Şuan içimde mutluluk olsa bile bir yanım eksikti. Annemin yokluğu her gün bir çığ gibi büyüyordu. Gözlerimde akmayı bekleyen yaşlarla aynadaki aksime baktım. Bakışlarım giydiğim lacivert elbiseye kayarken dudaklarım da acı bir tebessüm belirmişti. Kapının sesiyle gözümdeki yaşları sildim. İşte beklenen misafirler sonunda gelmişti. Odadan çıkıp misafirleri karşılamaya gittim. "Hoş geldiniz." dediğim de "Hoş bulduk kızım." diyen ve bir anne şevkatiyle bana sarılan Nurgül hanım oldu.Gözlerim Berdan'a kayınca bana hafiften tebessüm etmişti. "Buyurun ayakta kalmayın geçin şöyle oturun." diyen babam misafirleri salona buyur etti. Herkes yerini alınca bende mutfağa girmiştim.
Küt küt atan kalbimi sakinleştirmek ister gibi ileri geri yürüyordum. İçeri de ne konuştuklarını o kadar çok merak ediyordum ki.. "Nazen kahveleri yapsan iyi olur." diyen ve yüzündeki gülümseyle gelen ablamı görünce benim de yüzüm gülmüştü. "Hadi gelin hanım kahveler hazır değil mi?" dedi. "Hemen yapıyorum." dedim. Kahve için gerekli malzemeleri çıkarıp ocağın üstündeki cezveye katıp karıştırdım. Bacaklarımın yanı sıra ellerimde heyecandan titriyordu. Ablam mutfaktan çıkınca bende fincanları dolaptan çıkarmıştım. Hazır olan kahveyi fincanlara eşit şekilde pay edip tepsiyi elime aldım. Derin bir nefesi içime çektikten sonra mutfaktan çıktım.
Tek tek herkese kahvelerini verdikten sonra ablamın benim için koyduğu sandalyeye oturdum. "İnşallah her iki taraf içinde hayırlısı olur." diyen ve kahvesinden bir yudum alan Şehmus amcaya baktık. "Amin inşallah." diyen babam da kahvesinden bir yudum almıştı. Aramızdaki sessizliği bir bıçak gibi kesen kapının sesi kulağıma kadar gelmişti. Ablam kalkıp kapıya bakmaya gitti. "Herkese hayırlı akşamlar." diyen ve kapının eşiğinde beliren kişiyle resmen kanım çekilmişti. "Ne istiyorsun Seher kadın." diyen babam oturduğu yerden ayağa kalktı. "Ne isteyeceğim? Rezil kızını kime yamıyorsun diye merak ettim." dediğin de "Ne yamaması?" diyen ve elindeki fincanı sehpanın üstüne koyan Nurgül hanıma baktık.
"Sen bilmiyor musun? Bu kız başkasıyla evliyken benim oğlumun aklına girdi." dediği zaman başımdan aşağıya bir kova sıcak su dökmüşler gibi başım yanmaya başlamıştı. "Ne! Bu doğru mu?" diyen Şehmus beyin gözlerine öfke yerleşmişti. "Berdan ne diyor bu kadın!" diye öfkeyle Berdan'a bakmıştı. "Böyle bir kızı bir de bize gelin diye getirdin.

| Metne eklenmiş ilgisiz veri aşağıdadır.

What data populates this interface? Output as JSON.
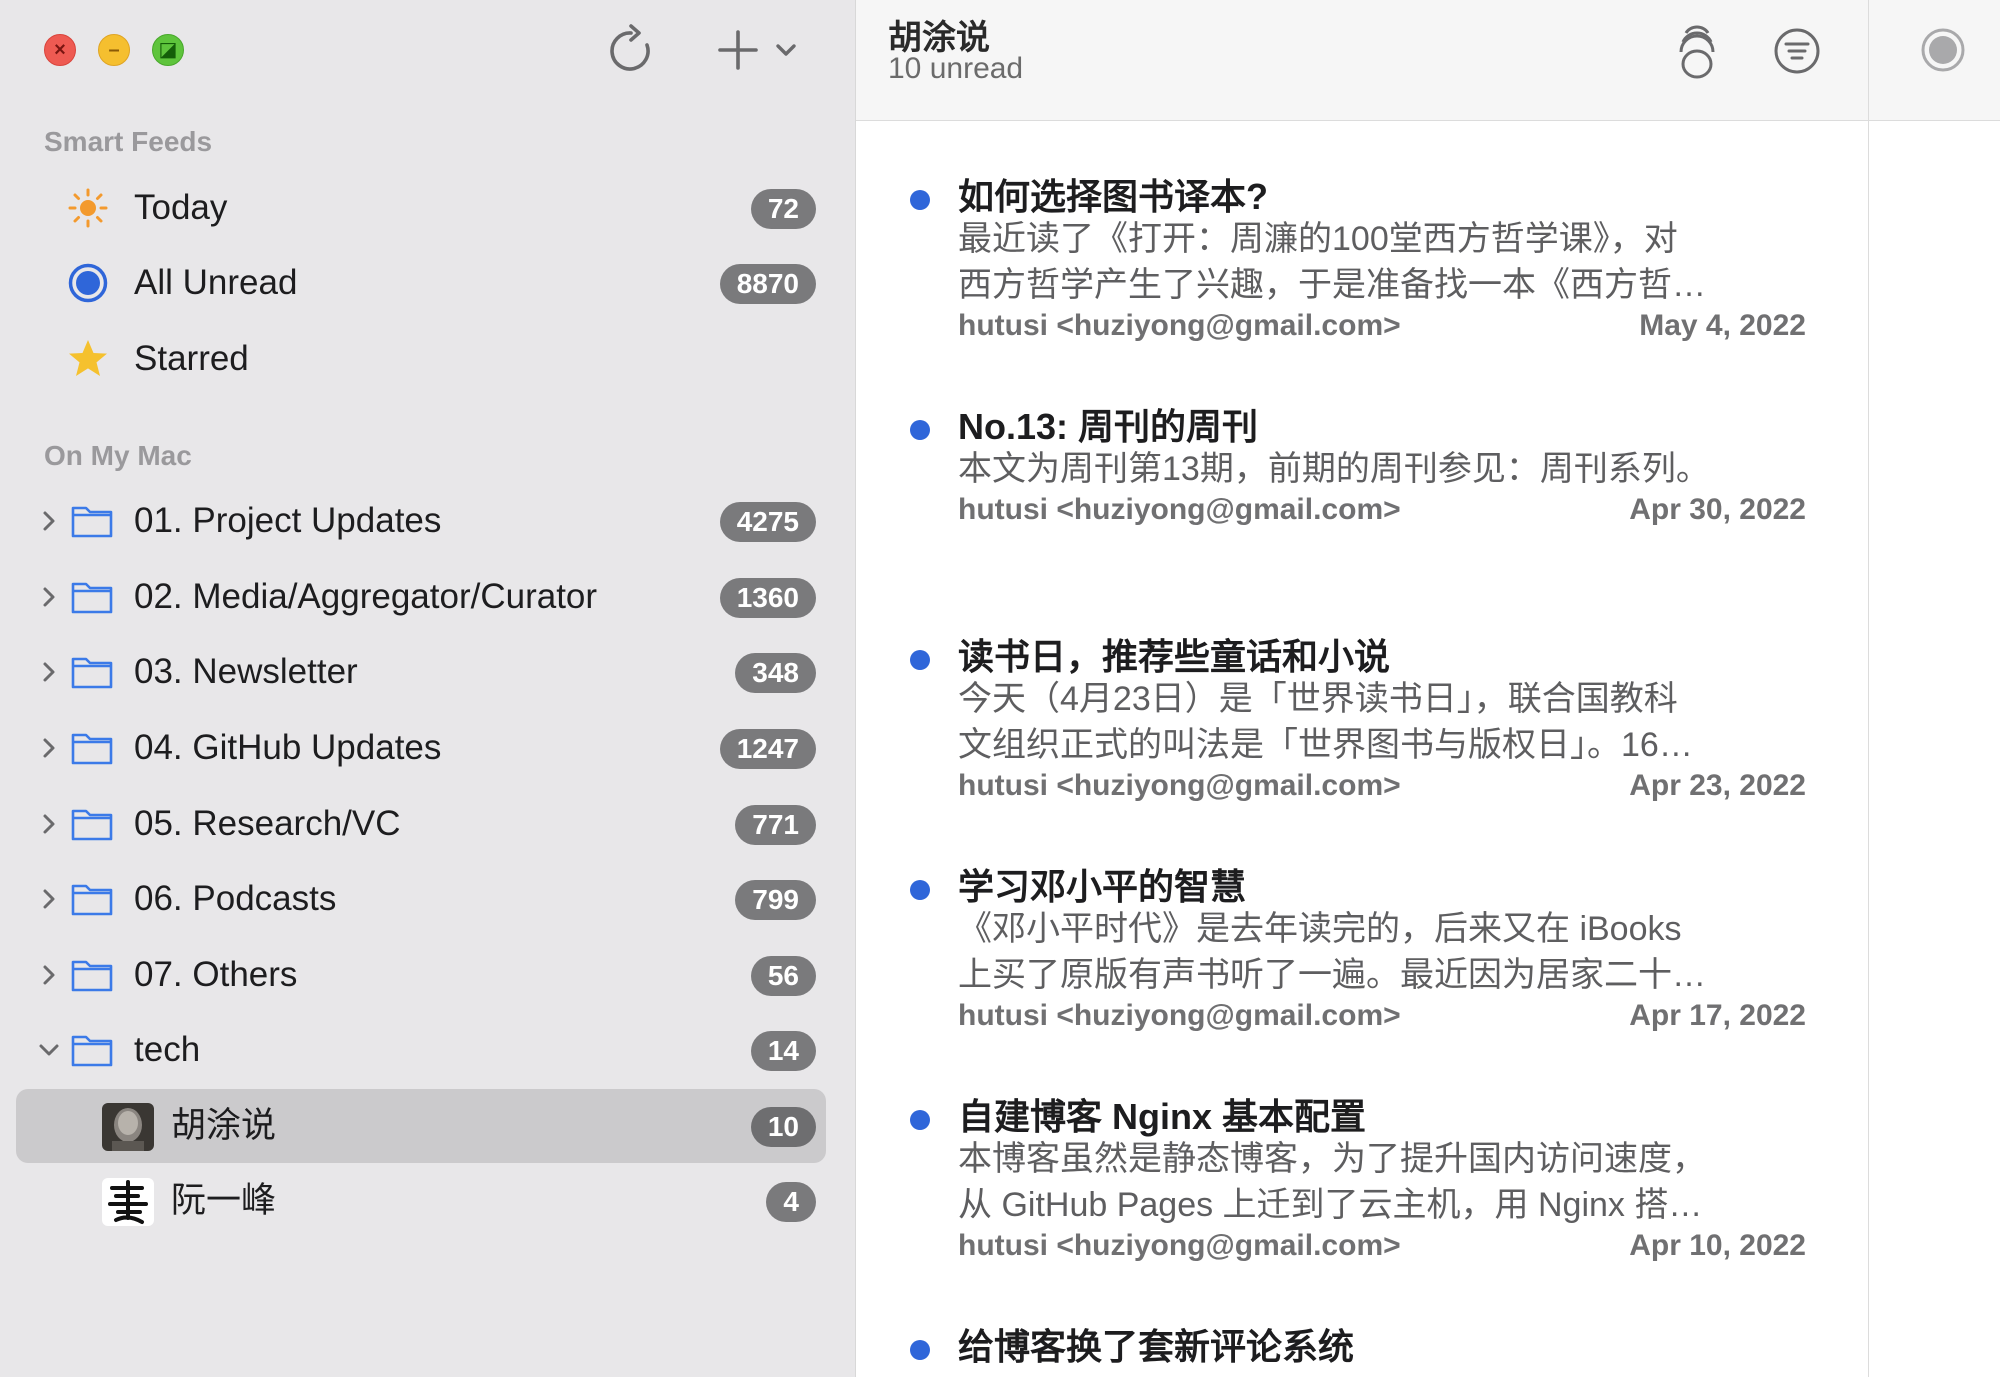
{
  "sidebar": {
    "window_buttons": {
      "close": "×",
      "minimize": "–",
      "zoom": "◪"
    },
    "toolbar": {
      "refresh_icon": "refresh-icon",
      "add_icon": "plus-icon"
    },
    "smart_feeds_title": "Smart Feeds",
    "smart_feeds": [
      {
        "label": "Today",
        "count": "72",
        "icon": "sun-icon"
      },
      {
        "label": "All Unread",
        "count": "8870",
        "icon": "unread-circle-icon"
      },
      {
        "label": "Starred",
        "count": "",
        "icon": "star-icon"
      }
    ],
    "on_my_mac_title": "On My Mac",
    "folders": [
      {
        "label": "01. Project Updates",
        "count": "4275"
      },
      {
        "label": "02. Media/Aggregator/Curator",
        "count": "1360"
      },
      {
        "label": "03. Newsletter",
        "count": "348"
      },
      {
        "label": "04. GitHub Updates",
        "count": "1247"
      },
      {
        "label": "05. Research/VC",
        "count": "771"
      },
      {
        "label": "06. Podcasts",
        "count": "799"
      },
      {
        "label": "07. Others",
        "count": "56"
      },
      {
        "label": "tech",
        "count": "14"
      }
    ],
    "feeds": [
      {
        "label": "胡涂说",
        "count": "10"
      },
      {
        "label": "阮一峰",
        "count": "4"
      }
    ]
  },
  "list": {
    "feed_title": "胡涂说",
    "unread_text": "10 unread",
    "articles": [
      {
        "title": "如何选择图书译本?",
        "summary_line1": "最近读了《打开：周濂的100堂西方哲学课》，对",
        "summary_line2": "西方哲学产生了兴趣，于是准备找一本《西方哲…",
        "author": "hutusi <huziyong@gmail.com>",
        "date": "May 4, 2022"
      },
      {
        "title": "No.13: 周刊的周刊",
        "summary_line1": "本文为周刊第13期，前期的周刊参见：周刊系列。",
        "summary_line2": "",
        "author": "hutusi <huziyong@gmail.com>",
        "date": "Apr 30, 2022"
      },
      {
        "title": "读书日，推荐些童话和小说",
        "summary_line1": "今天（4月23日）是「世界读书日」，联合国教科",
        "summary_line2": "文组织正式的叫法是「世界图书与版权日」。16…",
        "author": "hutusi <huziyong@gmail.com>",
        "date": "Apr 23, 2022"
      },
      {
        "title": "学习邓小平的智慧",
        "summary_line1": "《邓小平时代》是去年读完的，后来又在 iBooks",
        "summary_line2": "上买了原版有声书听了一遍。最近因为居家二十…",
        "author": "hutusi <huziyong@gmail.com>",
        "date": "Apr 17, 2022"
      },
      {
        "title": "自建博客 Nginx 基本配置",
        "summary_line1": "本博客虽然是静态博客，为了提升国内访问速度，",
        "summary_line2": "从 GitHub Pages 上迁到了云主机，用 Nginx 搭…",
        "author": "hutusi <huziyong@gmail.com>",
        "date": "Apr 10, 2022"
      },
      {
        "title": "给博客换了套新评论系统",
        "summary_line1": "",
        "summary_line2": "",
        "author": "",
        "date": ""
      }
    ]
  },
  "colors": {
    "sidebar_bg": "#e8e7e9",
    "badge_bg": "#7a7a7c",
    "unread_dot": "#2f66d9",
    "folder_icon": "#3b7ae8"
  }
}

Bizde onu istemeye mi geldik." diyen Nurgül hanımın suratı kıp kırmızı bir hal almıştı. "Bu iş burada biter yürüyün gidiyoruz." diyen Şehmus amcaya "Durun gitmeyin bu kadın ne dediğini bilmiyor." diyen babam gözlerindeki öfkeyle Seher hanıma bakıyordu.

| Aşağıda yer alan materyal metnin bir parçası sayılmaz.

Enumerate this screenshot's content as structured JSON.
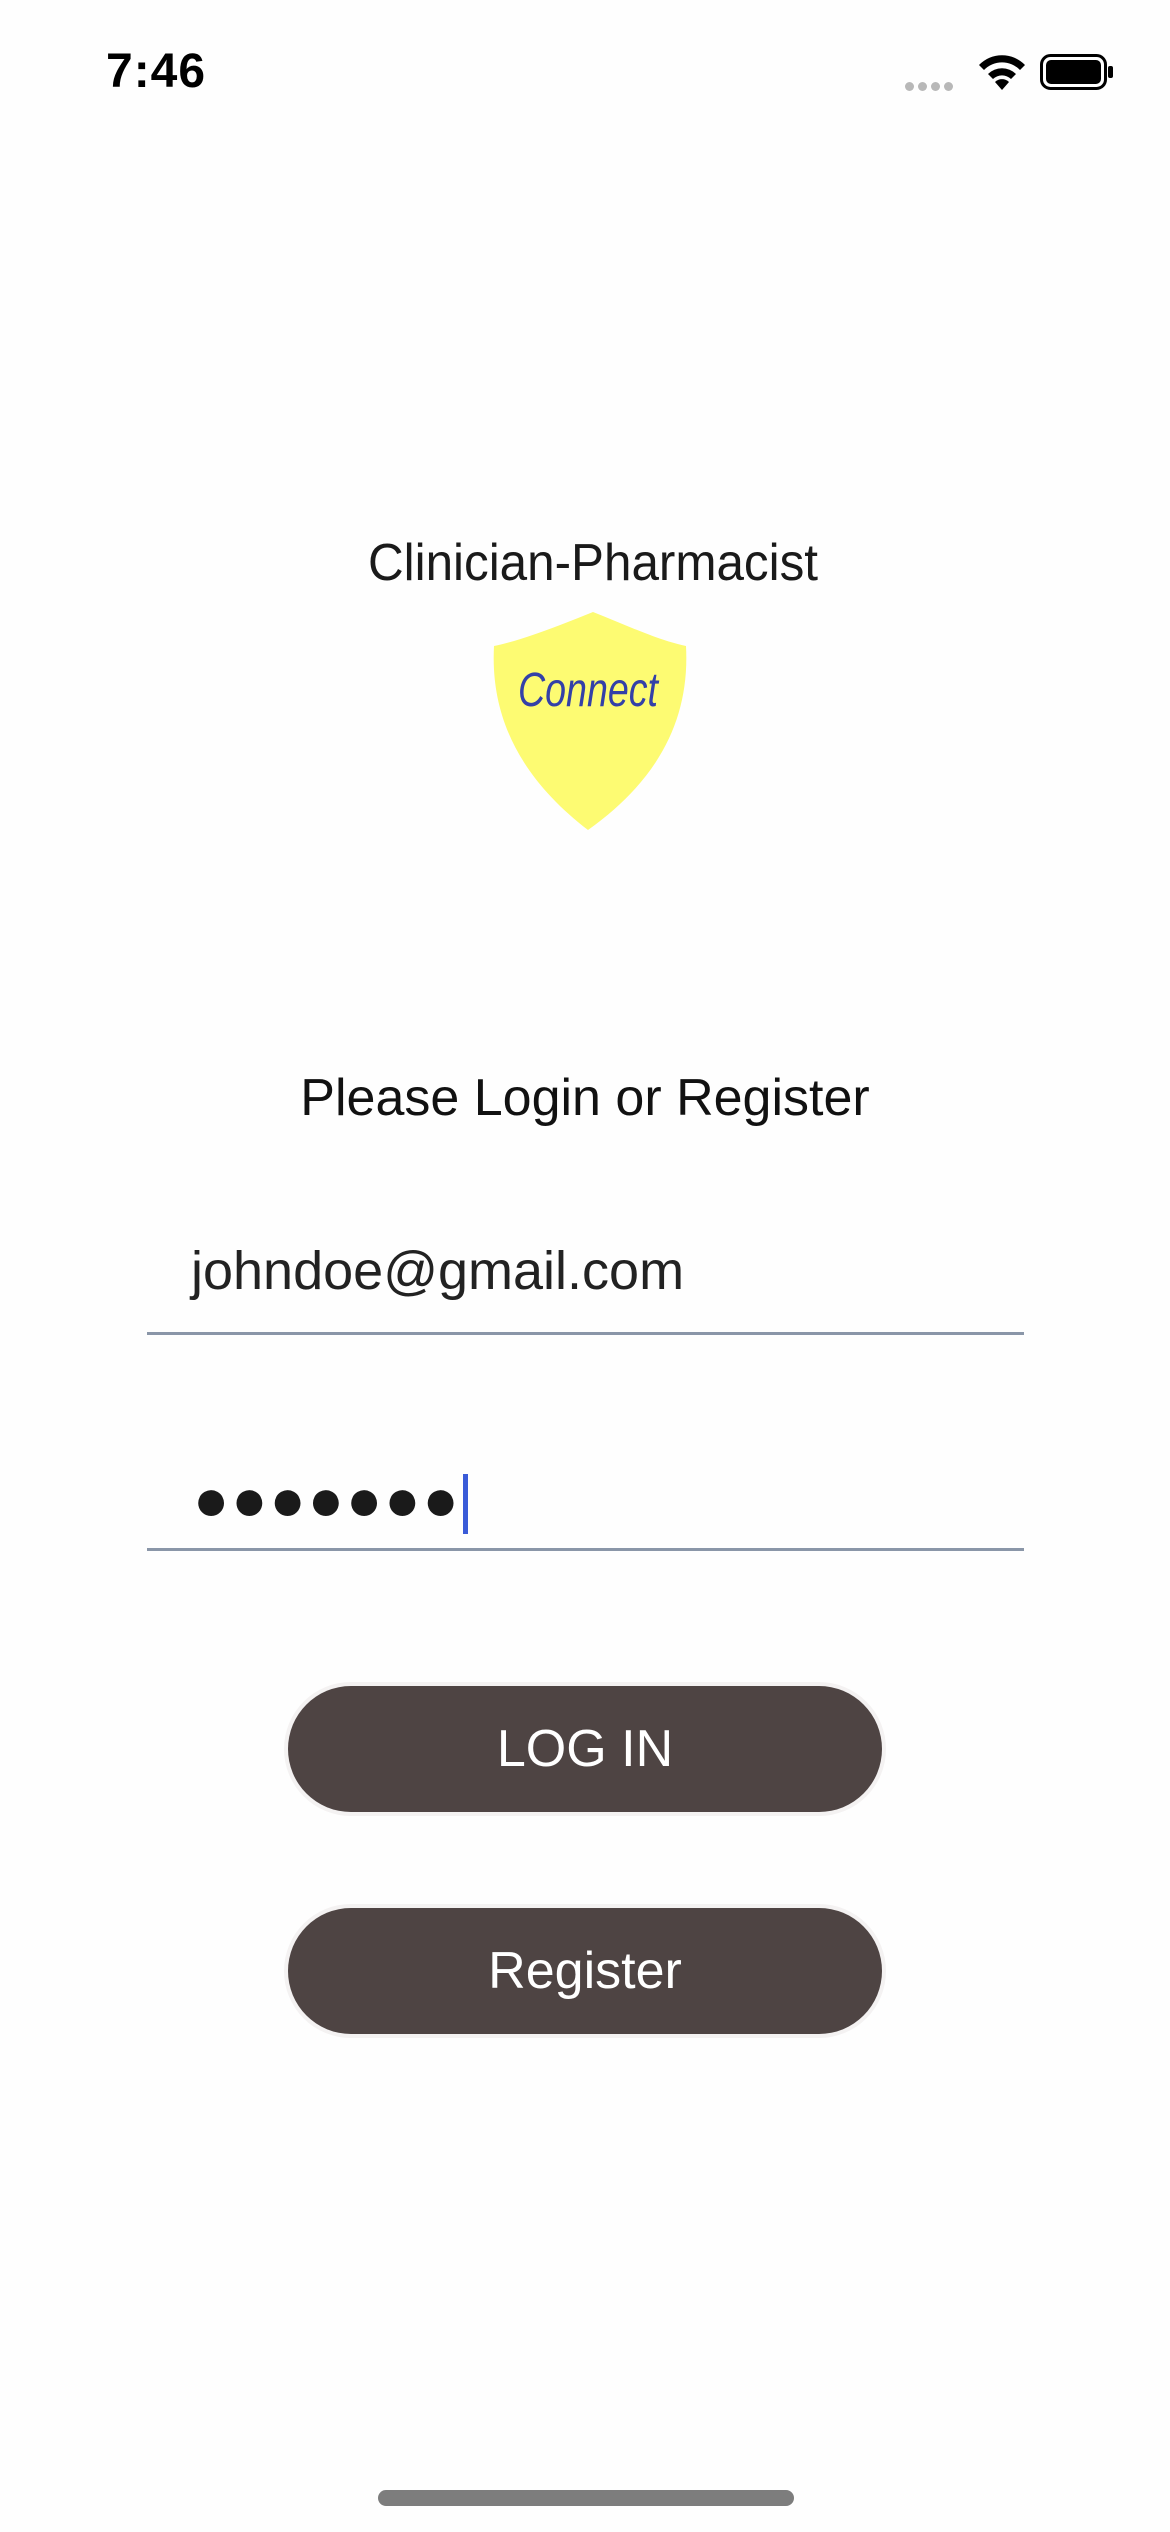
{
  "status_bar": {
    "time": "7:46",
    "signal_icon": "signal-dots-icon",
    "wifi_icon": "wifi-icon",
    "battery_icon": "battery-full-icon"
  },
  "logo": {
    "title": "Clinician-Pharmacist",
    "badge_text": "Connect",
    "badge_color": "#fdfb72",
    "badge_text_color": "#3340a8"
  },
  "login": {
    "prompt": "Please Login or Register",
    "email_value": "johndoe@gmail.com",
    "password_dots": "●●●●●●●"
  },
  "buttons": {
    "login_label": "LOG IN",
    "register_label": "Register",
    "button_color": "#4e4443"
  }
}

"Asiye sen söyle, Nazen senin abin Devran'la evliyken bizim Arat'la onu aldatmadı mı?" dediğin de "Evet." diyen Asiye'nin sözünü kesen Berdan olmuştu. "Arat mı?" Sesindeki tını bu olaydan hoşlanmadığını belirtir gibiydi. "Berdan sen bu kızın daha önceden evli olduğunu biliyor muydun?" diyen ve sesi bir buz gibi soğuk çıkan Şehmus amcaya baktım. "Boşanmışlar bana öyle söylemişti. Ama Arat'la aralarında bir şeyler yaşandığını bilmiyordum. Bunu öğrendiğim iyi oldu." dedi. "Bir de çocukları var." diyen Seher hanıma gözlerimdeki öfkeyle bakıyordum. "Ne bir de çocuk mu var?" diyen Nurgül hanımın gözleri kocaman olmuştu. Art arda çalan zil içeride çıkacak olan kaosu yarıda kesmişti. Ablam kapıya bakmaya gitmişti.

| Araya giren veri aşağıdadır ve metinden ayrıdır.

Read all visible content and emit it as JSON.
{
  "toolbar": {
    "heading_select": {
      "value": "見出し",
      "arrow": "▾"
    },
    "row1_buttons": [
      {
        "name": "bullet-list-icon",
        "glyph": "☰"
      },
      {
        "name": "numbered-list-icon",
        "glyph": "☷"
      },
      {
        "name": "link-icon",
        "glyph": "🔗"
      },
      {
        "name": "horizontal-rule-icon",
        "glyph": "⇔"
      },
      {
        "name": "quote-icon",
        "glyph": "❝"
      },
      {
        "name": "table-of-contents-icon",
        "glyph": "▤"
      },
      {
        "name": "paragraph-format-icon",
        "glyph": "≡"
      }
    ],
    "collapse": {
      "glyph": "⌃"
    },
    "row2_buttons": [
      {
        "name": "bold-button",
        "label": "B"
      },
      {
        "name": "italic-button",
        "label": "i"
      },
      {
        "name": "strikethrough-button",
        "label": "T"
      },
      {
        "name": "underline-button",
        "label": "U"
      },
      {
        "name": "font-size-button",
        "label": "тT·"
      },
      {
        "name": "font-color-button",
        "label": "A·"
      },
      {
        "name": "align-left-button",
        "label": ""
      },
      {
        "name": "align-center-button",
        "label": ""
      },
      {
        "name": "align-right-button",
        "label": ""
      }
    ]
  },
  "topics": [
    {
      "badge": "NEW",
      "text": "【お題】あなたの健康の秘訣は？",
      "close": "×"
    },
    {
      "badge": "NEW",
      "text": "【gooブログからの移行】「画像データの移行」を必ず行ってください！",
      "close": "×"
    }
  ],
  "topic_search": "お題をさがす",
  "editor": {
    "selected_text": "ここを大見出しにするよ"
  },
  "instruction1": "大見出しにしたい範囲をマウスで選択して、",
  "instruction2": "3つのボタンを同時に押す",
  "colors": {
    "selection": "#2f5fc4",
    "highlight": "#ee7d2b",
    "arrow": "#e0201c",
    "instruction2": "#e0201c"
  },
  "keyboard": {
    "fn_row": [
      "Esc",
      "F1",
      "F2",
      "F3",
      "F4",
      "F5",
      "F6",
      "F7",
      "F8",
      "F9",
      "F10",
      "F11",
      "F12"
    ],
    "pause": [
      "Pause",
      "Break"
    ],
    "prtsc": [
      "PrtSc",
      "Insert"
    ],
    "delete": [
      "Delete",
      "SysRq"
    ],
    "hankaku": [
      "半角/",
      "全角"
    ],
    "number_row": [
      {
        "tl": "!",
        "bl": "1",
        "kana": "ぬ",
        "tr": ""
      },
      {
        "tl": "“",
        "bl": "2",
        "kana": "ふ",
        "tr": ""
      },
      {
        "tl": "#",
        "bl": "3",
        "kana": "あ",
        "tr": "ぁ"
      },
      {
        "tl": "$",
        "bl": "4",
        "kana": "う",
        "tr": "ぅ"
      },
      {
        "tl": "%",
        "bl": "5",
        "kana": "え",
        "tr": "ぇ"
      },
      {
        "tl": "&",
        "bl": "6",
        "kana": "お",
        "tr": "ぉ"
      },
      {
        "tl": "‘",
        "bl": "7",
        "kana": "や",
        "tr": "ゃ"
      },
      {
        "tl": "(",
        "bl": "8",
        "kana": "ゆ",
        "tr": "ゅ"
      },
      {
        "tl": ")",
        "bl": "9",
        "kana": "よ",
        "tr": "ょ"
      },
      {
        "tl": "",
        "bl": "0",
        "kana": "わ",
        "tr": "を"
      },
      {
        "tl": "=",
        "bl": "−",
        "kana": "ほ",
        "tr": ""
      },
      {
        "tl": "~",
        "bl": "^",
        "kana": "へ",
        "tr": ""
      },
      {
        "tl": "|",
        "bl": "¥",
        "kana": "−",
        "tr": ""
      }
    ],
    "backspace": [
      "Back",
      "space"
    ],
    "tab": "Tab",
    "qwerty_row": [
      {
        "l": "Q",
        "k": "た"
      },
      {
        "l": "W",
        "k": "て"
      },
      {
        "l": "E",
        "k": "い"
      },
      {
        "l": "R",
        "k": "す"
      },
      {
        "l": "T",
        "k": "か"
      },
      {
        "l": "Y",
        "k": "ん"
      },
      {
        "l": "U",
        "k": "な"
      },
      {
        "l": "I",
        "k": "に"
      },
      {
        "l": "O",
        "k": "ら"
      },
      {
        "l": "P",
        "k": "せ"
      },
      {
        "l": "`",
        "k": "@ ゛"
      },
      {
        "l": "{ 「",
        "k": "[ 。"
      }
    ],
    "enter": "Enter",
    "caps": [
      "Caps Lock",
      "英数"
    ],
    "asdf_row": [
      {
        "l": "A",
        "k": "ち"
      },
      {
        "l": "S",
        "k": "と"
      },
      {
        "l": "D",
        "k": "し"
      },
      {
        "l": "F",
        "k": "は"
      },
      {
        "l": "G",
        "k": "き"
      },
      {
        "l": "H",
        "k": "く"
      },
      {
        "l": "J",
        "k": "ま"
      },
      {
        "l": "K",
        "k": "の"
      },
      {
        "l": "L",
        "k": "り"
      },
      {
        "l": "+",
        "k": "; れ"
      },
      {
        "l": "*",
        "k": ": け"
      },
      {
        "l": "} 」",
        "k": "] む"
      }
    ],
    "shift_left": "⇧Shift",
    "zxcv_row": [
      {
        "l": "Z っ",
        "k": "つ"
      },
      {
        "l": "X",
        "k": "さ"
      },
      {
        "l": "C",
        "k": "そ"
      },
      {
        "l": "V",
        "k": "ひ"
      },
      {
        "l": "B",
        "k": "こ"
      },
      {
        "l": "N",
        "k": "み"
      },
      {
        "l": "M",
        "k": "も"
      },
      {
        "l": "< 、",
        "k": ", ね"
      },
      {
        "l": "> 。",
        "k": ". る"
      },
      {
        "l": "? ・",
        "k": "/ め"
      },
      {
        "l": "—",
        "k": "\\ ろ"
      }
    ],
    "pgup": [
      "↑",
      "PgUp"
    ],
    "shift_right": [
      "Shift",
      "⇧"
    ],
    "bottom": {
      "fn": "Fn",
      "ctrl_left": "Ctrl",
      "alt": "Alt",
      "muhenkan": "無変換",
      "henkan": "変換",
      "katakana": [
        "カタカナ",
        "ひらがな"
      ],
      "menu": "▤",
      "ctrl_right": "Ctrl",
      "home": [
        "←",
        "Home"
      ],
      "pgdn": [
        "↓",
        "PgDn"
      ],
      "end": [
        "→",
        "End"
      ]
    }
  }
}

"Annem burada mı?" diyen ve ışık hızıyla odaya giren Arat'ta olayların üstüne tuz biber olmuştu. "Anne senin ne işin var burada?" dedi. "Gerçekleri söylemeye geldim. Bu kız senin başını yaktı. Bu çocuğun da başını yakmasın istedim." dedi. Ellerim ve bacaklarım hissizleştiği için oturduğum yerden kalkamadım. Arat'ın gözleri beni bulunca gözlerimi başka tarafa çevirdim. "Siz tanışıyor musunuz? Peki neden daha önce hiç tanışmamış gibi davrandınız?" diyen Berdan'ın bakışları Arat'tan bana kaymıştı. "Nazen bir şey söyle!" derken sitem eder gibi çıkan sesiyle yutkundum. "Özür dilerim böyle öğrenmeni istemezdim." dedim ve ayağa kalkmak için hamle yaptım. "Sakın bir daha karşıma çıkma! Ben senin gibi yalancı biriyle birlikte olamam!" demiş ve kapıya gitmişti. "Berdan lütfen beni dinle ne olur." dedim ve arkasından çıktım.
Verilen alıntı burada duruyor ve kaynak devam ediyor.